深刻な被害が広範囲にわたっている気仙沼線、山田線、大船渡線については、「鉄道での復旧」と「BRT(バス高速輸送)による仮復旧」とを並行して検討していく考えです。「鉄道での復旧」については、「防潮堤の整備や線路の嵩上げによるお客さまの安全の確保」、「まちづくり計画との整合」、「鉄道と道路や河川との交差などについての具体的な協議」、「復旧費用の負担」などの課題があると認識しており、引き続き関係自治体などと議論を継続していきます。
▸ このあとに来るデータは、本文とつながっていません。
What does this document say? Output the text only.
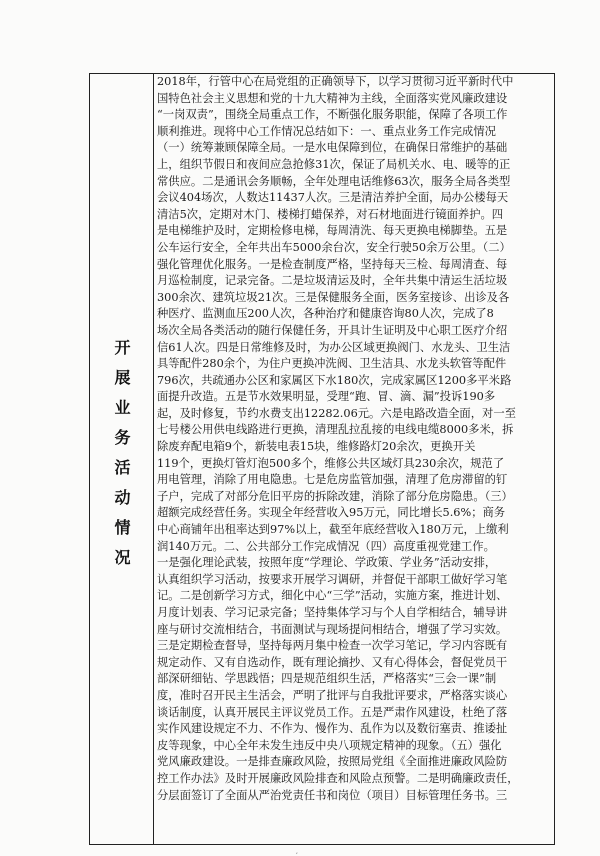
开展业务活动情况
2018年，行管中心在局党组的正确领导下，以学习贯彻习近平新时代中
国特色社会主义思想和党的十九大精神为主线，全面落实党风廉政建设
“一岗双责”，围绕全局重点工作，不断强化服务职能，保障了各项工作
顺利推进。现将中心工作情况总结如下：一、重点业务工作完成情况
（一）统筹兼顾保障全局。一是水电保障到位，在确保日常维护的基础
上，组织节假日和夜间应急抢修31次，保证了局机关水、电、暖等的正
常供应。二是通讯会务顺畅，全年处理电话维修63次，服务全局各类型
会议404场次，人数达11437人次。三是清洁养护全面，局办公楼每天
清洁5次，定期对木门、楼梯打蜡保养，对石材地面进行镜面养护。四
是电梯维护及时，定期检修电梯，每周清洗、每天更换电梯脚垫。五是
公车运行安全，全年共出车5000余台次，安全行驶50余万公里。（二）
强化管理优化服务。一是检查制度严格，坚持每天三检、每周清查、每
月巡检制度，记录完备。二是垃圾清运及时，全年共集中清运生活垃圾
300余次、建筑垃圾21次。三是保健服务全面，医务室接诊、出诊及各
种医疗、监测血压200人次，各种治疗和健康咨询80人次，完成了8
场次全局各类活动的随行保健任务，开具计生证明及中心职工医疗介绍
信61人次。四是日常维修及时，为办公区域更换阀门、水龙头、卫生洁
具等配件280余个，为住户更换冲洗阀、卫生洁具、水龙头软管等配件
796次，共疏通办公区和家属区下水180次，完成家属区1200多平米路
面提升改造。五是节水效果明显，受理“跑、冒、滴、漏”投诉190多
起，及时修复，节约水费支出12282.06元。六是电路改造全面，对一至
七号楼公用供电线路进行更换，清理乱拉乱接的电线电缆8000多米，拆
除废弃配电箱9个，新装电表15块，维修路灯20余次，更换开关
119个，更换灯管灯泡500多个，维修公共区域灯具230余次，规范了
用电管理，消除了用电隐患。七是危房监管加强，清理了危房滞留的钉
子户，完成了对部分危旧平房的拆除改建，消除了部分危房隐患。（三）
超额完成经营任务。实现全年经营收入95万元，同比增长5.6%；商务
中心商铺年出租率达到97%以上，截至年底经营收入180万元，上缴利
润140万元。二、公共部分工作完成情况（四）高度重视党建工作。
一是强化理论武装，按照年度“学理论、学政策、学业务”活动安排，
认真组织学习活动，按要求开展学习调研，并督促干部职工做好学习笔
记。二是创新学习方式，细化中心“三学”活动，实施方案，推进计划、
月度计划表、学习记录完备；坚持集体学习与个人自学相结合，辅导讲
座与研讨交流相结合，书面测试与现场提问相结合，增强了学习实效。
三是定期检查督导，坚持每两月集中检查一次学习笔记，学习内容既有
规定动作、又有自选动作，既有理论摘抄、又有心得体会，督促党员干
部深研细钻、学思践悟；四是规范组织生活，严格落实“三会一课”制
度，准时召开民主生活会，严明了批评与自我批评要求，严格落实谈心
谈话制度，认真开展民主评议党员工作。五是严肃作风建设，杜绝了落
实作风建设规定不力、不作为、慢作为、乱作为以及数衍塞责、推诿扯
皮等现象，中心全年未发生违反中央八项规定精神的现象。（五）强化
党风廉政建设。一是排查廉政风险，按照局党组《全面推进廉政风险防
控工作办法》及时开展廉政风险排查和风险点预警。二是明确廉政责任，
分层面签订了全面从严治党责任书和岗位（项目）目标管理任务书。三
,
一方で、こうした課題の解決には相当の時間がかかると想定されること、また、沿線地域の復興やまちづくりなども段階的に進んでいくと見込まれることから、復興の各段階に合わせ、柔軟かつ早期に、安全な輸送サービスを提供するという観点から「BRTによる仮復旧」を検討しています。
気仙沼線(柳津・気仙沼間)については、2011年12月に「BRTによる仮復旧」を提案し、地元自治体の同意が得られたことから、2012年5月に一部区間のバス専用道路化工事に着手しました。BRTの運行開始時期については、沿線学校の2学期開始に合わせて、8月20日より一部専用道を使用した暫定的なサービス提供を始める予定です。そして、年内のできるだけ早い時期に本格的な運行を開始するべく、現在準備を進めているところです。
また、山田線と大船渡線についても、同様に「BRTによる仮復旧」を地元自治体に対して提案を行いました。今後も引き続き、地元自治体と協議していきたいと考えています。